Dengan beragam pembatasan, bisnis smartphone Huawei kini tengah di persimpangan. Padahal pangsa pasar smartphone dilaporkan bakal meningkat karena hadirnya jaringan 5G global.

Makin luasnya implementasi jaringan 5G membuat penjualan smartphone 5G semakin meningkat. Bahkan, diperkirakan penjualan ponsel tersebut mencapai 278 juta unit hingga akhir tahun ini.
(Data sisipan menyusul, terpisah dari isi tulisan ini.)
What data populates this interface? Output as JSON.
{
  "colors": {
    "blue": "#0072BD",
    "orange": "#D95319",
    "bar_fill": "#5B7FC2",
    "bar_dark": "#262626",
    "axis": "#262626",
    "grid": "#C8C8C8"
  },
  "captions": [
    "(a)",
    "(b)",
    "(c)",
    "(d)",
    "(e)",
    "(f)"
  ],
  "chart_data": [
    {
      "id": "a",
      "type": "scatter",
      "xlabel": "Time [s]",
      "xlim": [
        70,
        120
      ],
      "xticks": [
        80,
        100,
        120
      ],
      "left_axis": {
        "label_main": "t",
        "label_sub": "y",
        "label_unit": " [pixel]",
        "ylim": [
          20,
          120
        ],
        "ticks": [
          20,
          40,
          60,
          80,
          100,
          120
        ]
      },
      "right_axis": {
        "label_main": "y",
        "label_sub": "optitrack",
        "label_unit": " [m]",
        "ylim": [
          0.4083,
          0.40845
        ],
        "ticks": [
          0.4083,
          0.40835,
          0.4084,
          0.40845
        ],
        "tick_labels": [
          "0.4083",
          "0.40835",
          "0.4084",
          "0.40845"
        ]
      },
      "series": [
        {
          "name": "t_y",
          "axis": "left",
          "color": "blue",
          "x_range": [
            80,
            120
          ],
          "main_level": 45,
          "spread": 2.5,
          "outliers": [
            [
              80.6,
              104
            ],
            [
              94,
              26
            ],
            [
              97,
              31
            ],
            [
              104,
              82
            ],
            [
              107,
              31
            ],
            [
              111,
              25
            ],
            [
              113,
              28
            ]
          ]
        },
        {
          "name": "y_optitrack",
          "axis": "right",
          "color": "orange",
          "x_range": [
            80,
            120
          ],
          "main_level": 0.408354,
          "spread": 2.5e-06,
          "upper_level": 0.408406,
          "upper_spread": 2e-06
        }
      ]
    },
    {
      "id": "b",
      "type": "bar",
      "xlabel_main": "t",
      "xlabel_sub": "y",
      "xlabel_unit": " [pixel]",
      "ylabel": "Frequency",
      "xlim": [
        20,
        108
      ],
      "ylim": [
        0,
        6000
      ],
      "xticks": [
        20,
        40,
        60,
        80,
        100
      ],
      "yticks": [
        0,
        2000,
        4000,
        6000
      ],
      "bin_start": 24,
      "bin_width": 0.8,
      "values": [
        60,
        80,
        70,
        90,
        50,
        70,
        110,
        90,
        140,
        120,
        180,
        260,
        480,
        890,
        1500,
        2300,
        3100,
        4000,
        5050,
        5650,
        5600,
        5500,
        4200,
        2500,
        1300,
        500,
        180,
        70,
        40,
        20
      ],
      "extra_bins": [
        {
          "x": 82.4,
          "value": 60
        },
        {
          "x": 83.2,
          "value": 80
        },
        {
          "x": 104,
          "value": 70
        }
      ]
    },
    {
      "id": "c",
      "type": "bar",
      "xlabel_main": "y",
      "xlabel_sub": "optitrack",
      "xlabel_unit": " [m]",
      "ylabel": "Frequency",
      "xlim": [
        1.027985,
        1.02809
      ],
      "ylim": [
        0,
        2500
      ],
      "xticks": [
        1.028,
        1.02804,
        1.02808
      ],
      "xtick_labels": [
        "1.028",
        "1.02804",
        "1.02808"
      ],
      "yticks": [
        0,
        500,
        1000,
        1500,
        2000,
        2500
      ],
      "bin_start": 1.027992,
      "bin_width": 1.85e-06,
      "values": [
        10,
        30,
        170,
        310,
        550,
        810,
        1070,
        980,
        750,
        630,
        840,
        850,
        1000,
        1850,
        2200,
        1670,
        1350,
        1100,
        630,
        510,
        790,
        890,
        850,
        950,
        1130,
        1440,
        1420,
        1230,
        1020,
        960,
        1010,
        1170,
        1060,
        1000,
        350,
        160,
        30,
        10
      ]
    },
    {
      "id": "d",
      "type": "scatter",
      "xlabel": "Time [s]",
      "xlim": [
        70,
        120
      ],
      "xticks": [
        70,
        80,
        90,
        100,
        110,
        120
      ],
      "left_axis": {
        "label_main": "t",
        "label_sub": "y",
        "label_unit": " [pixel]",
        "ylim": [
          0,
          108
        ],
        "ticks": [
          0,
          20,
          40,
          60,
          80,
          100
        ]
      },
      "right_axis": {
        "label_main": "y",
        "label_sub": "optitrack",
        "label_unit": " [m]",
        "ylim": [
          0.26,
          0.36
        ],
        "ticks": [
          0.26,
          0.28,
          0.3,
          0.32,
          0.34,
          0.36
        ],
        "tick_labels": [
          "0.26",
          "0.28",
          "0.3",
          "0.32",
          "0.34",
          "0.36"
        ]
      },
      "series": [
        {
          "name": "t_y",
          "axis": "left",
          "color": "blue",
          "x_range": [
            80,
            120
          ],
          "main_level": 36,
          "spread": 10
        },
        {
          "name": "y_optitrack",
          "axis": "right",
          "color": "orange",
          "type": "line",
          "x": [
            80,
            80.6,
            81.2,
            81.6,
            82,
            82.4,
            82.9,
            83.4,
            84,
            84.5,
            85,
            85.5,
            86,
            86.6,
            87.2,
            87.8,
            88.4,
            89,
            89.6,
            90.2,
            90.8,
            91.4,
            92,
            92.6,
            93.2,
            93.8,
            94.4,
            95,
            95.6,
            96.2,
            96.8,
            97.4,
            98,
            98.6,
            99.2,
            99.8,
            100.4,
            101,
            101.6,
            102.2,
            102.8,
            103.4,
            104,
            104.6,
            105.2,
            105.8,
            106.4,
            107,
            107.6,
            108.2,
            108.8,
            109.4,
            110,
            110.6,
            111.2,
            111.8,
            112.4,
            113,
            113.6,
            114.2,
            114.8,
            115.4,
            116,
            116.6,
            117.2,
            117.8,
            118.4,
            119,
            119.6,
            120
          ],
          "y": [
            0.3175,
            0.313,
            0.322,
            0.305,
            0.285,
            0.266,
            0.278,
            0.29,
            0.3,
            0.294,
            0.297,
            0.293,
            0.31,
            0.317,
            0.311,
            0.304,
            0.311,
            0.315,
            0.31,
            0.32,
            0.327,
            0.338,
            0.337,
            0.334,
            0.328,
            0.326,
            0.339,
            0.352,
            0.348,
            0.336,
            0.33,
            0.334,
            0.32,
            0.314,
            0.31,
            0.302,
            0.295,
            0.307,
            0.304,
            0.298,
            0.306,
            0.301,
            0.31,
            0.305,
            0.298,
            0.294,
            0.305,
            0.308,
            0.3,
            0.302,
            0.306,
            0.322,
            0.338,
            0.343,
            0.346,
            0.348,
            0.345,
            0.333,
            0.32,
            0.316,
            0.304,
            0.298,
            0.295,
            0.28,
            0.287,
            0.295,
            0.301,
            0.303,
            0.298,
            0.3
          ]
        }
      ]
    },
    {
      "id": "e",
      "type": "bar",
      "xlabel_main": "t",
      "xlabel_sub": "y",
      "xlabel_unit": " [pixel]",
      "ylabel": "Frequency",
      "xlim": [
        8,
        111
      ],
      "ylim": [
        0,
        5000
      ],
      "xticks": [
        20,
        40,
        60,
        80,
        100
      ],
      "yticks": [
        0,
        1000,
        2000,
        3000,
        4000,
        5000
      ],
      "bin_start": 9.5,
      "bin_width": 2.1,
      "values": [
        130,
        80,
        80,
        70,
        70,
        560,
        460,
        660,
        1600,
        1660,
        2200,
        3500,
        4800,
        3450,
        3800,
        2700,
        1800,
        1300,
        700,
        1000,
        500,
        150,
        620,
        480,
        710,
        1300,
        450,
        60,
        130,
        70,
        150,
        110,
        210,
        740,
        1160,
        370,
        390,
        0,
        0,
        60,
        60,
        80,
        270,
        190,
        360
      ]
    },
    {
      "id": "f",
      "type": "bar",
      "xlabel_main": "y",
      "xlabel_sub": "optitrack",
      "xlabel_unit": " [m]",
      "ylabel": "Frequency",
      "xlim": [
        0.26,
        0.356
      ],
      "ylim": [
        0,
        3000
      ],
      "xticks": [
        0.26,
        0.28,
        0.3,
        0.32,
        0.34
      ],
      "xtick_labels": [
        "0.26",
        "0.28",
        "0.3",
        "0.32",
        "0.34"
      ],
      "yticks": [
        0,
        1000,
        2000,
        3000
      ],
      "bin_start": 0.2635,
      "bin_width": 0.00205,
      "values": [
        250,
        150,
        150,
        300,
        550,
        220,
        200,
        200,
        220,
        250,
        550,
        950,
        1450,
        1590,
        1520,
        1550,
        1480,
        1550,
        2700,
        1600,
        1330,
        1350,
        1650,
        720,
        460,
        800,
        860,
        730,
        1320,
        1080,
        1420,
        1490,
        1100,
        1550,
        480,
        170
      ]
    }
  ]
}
Melansir GSM Arena pada Jumat (11/9/2020), lembaga riset Canalys memperkirakan 278 juta unit ponsel 5G bakal terjual sepanjang 2020. Sebanyak 172 juta atau 62% diantaranya terjual di China.

Canalys juga memprediksi penjualan ponsel 5G akan berlipat ganda pada 2021 dengan dua kali lipat jumlah perangkat saat ini yang tersedia di pasar di seluruh dunia. Pasalnya, di tahun tersebut negara yang sudah terjamah oleh jaringan 5G makin banyak.

Namun membesarnya permintaan smartphone 5G, tak dapat dinikmati sepenuhnya oleh Huawei. Pasalnya, Huawei hanya dapat “berpesta “ di dalam negeri. Padahal, sejumlah pasar di negara-negara arus utama, akan menjadi lumbung penjualan vendor-vendor smartphone, terutama di Eropa Barat pada 2021.

Menurut kajian lembaga riset Strategy Analytics, di kawasan ini model 5G akan mendominasi penjualan ponsel pintar di Inggris, Jerman, dan Swiss pada 2021, dengan pertumbuhan pangsa pasar juga diperkirakan di Spanyol, Prancis, dan Italia.

Strategy Analytics memperkirakan bahwa model 5G menyumbang 77 persen dari total penjualan ponsel pintar di Inggris dan Jerman pada 2021, dan mengambil 74 persen di Swiss. Sementara proporsi di Spanyol mencapai 47 persen, Italia 41 persen dan 32 persen di Prancis.

Associate director Ville-Petteri Ukonaho menjelaskan sementara AS dan China memimpin dengan “volume yang besar”, konsumen di Eropa Barat “dengan cepat mengadopsi smartphone 5G”.

Menurut penelitian Strategy Analytics, Samsung menguasai 88 persen pangsa pasar yang mengesankan dari semua smartphone 5G yang dikirim di Eropa Barat selama paruh pertama tahun 2020. Namun Apple iPhone 12, Xiaomi dan merek smartphone China lainnya, kecuali Huawei, akan menantang dominasi 5G Samsung di paruh kedua tahun 2020 tahun ini.

Tentu saja dengan pembatasan yang dilakukan AS, Huawei tak mampu berkompetisi di pasar smartphone 5G yang mulai booming di Eropa.

Dengan kondisi yang karut marut, firma riset TrendForce memproyeksi produksi smartphone Huawei sepanjang 2020 hanya akan mencapai 170 juta unit. Angka ini lebih rendah 10% dibandingkan dengan prediksi sebelumnya, yakni 190 juta unit.

Menurunnya permintaan berdampak langsung pada penguasaan market share. Tak tanggung-tanggung, lembaga riset itu memprediksi, Huawei akan kehilangan sekitar 14% pangsa pasar pada tahun ini dan 4% pada 2021 karena pembatasan AS.

Dengan produksi yang menurun drastis, pangsa pasar Huawei dipastikan akan menciut. Alhasil, perusahaan yang didirikan oleh Ren Zhengfei itu diprediksi bakal keluar dari lima besar. TrendForce memperkirakan, peringkat Huawei pada 2021 bakal anjlok ke posisi tujuh dari posisi dua saat ini.

Tak dapat dipungkiri, daya tahan Huawei kini tengah diuji. Mampukah vendor yang memiliki logo mirip bunga merah menyala itu terus bertahan di bisnis smartphone?